A Solenidade da Ascensão de Jesus, que hoje celebramos, sugere que a vida definitiva de comunhão com Deus se encontra no final de um caminho percorrido no amor e na doação. Seguidores de Jesus, a quem aderimos com todo o nosso ser, somos chamados a ser testemunhas do seu projeto libertador.

Nas palavras de despedida de Jesus no Evangelho de hoje, está bem definida esta missão dos discípulos no mundo, a ser assumida com alegria, marca de identidade cristã, como dizia Bento XVI. No mesmo sentido vai o Papa Francisco, ao apontar a alegria do Evangelho como essência das nossas vidas.

A tristeza torna o rosto sombrio e as lágrimas estorvam a vista.
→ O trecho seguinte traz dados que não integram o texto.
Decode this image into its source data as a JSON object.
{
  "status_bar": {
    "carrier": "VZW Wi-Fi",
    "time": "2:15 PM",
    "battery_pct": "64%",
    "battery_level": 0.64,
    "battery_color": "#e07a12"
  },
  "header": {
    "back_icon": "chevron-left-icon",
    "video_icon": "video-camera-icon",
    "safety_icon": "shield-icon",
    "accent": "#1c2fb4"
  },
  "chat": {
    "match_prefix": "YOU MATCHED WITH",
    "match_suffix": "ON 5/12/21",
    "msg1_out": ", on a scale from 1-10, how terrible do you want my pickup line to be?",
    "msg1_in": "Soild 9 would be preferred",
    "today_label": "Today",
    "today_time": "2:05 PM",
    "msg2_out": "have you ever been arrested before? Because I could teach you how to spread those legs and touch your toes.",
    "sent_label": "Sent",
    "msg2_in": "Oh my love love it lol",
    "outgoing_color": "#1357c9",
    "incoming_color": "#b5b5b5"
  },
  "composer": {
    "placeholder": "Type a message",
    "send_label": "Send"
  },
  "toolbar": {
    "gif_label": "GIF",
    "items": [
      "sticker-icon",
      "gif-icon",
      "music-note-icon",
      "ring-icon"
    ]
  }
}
Os discípulos conheceram a tristeza e a deceção, não conseguindo reconhecer o Ressuscitado que caminhava ao seu lado. São necessários os olhos da fé para perceber que Cristo está vivo, para nos alegrarmos n’Ele, para O anunciarmos. Uma fé assim vivida não nos mergulha no passado saudosista, antes nos orienta para um futuro que já não será mais como antes.

Qual é o segredo dos discípulos para estarem alegres depois da partida do Mestre? A presença do Ressuscitado, muito simplesmente, mas presença “de outro modo”. Doravante, Ele está sempre com eles na força do Espírito Santo. Eles vivem na alegria porque sabem que Ele está com eles até ao fim dos tempos e que sem Ele nada podem fazer. Ele prometeu e manteve as suas promessas!

“Enquanto Jesus os abençoava, afastou-Se deles e foi elevado ao Céu”. Este céu só pode ser percebido com o olhar da fé, com a confiança que podemos ter em Cristo e nas testemunhas que O viram separar-Se deles. Não há qualquer prova nem demonstração científica para esta subida de Jesus ao céu.

Somos convidados a situar-nos noutro registo, o registo do amor. Aliás, essa é a nossa experiência: quando amamos, quando conhecemos momentos de intensa felicidade, gostaríamos que o tempo parasse, não para que tudo acabe mas para que seja eternizada esta felicidade que atinge todo o nosso ser.

Jesus veio habitar este desejo de eternidade em nós, para o elevar à sua plena realização. Ressuscitando, fez entrar todos os nossos desejos no mundo do amor infinito, no seu coração pleno de misericórdia. E é em cada Eucaristia que acolhemos em nós a presença de Jesus ressuscitado que vem alimentar e fazer crescer o germe da vida eterna.

A alegria do Ressuscitado deve brilhar nos olhos e transformar os corações dos discípulos que testemunham a entrada definitiva de Jesus na vida de Deus. Que a nossa vida quotidiana tenha sempre esse sabor eucarístico de Cristo ressuscitado e seja um pedaço de céu pleno de felicidade e de alegria.